Louis XIV’s Manière de montrer les jardins de Versailles As Unknown View
William Roberts
Roberts, William, "Louis XIV’s Manière de montrer les jardins de Versailles As Unknown View", dans Cahiers du XVIIe siècle, 1991, vol. V, 1.
Extrait de l’article
In the month of July 1689 the exiled queen of England - Marie-Beatrix d’Este, wife of James II - came to see Versailles. According to Dangeau, Louis XIV himself ordered a short itinerary to be drawn up for her visit to the gardens. This was to be the first of six similar MS. texts on the subject, including one written in the King’s own hand, hence presumably composed by him.
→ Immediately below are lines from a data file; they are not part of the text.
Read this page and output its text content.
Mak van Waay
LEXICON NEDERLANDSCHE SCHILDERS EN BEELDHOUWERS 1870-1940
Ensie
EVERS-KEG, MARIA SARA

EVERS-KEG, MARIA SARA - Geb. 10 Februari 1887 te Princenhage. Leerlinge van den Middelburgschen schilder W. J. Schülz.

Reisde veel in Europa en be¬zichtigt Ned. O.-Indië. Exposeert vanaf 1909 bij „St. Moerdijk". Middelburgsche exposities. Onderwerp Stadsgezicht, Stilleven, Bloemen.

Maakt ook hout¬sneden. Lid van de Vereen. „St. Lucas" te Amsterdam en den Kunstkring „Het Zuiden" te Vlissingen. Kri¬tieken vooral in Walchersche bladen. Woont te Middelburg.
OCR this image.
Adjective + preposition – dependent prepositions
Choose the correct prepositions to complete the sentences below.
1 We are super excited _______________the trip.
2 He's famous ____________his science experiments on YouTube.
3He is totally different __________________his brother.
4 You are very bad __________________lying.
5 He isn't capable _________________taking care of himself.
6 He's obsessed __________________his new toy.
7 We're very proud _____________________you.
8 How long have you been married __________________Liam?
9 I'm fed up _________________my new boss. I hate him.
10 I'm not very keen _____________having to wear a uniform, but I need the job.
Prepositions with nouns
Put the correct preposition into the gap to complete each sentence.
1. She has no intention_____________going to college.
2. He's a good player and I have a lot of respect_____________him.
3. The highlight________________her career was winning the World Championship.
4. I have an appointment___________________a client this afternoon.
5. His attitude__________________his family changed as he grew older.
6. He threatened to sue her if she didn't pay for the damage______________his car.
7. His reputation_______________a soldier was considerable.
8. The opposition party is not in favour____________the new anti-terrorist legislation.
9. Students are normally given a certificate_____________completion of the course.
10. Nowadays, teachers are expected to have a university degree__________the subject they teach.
It dates from 1702-04 but is unfortunately incomplete. The third and most interesting version consisting of 26 paragraphs which is considered to be from 1691-1695, was copied by a royal Secretary, and has since been published. From the same period, we have recently discovered the Harvard Library Map Collection, a large engraving entitles "Veüe...de Versailles," issued by A. Schoonbeek in Amsterdam in 1693, and apparently not reproduced since then. We shall relate the King’s walking directions to this panoramic engraving, by referring [in square brackets] to its key letters. In a further coincidence, at Versailles, there have been preserved two sets of garden paintings done by Jean Cotelle, the King’s miniaturist, and dated c. 1693. We shall describe these and other contemporary illustrations of the garden groves (bosquets), in an attempt to reconstruct verbally the experience of late 17th c. visitors who might have followed the prescribed itinerary.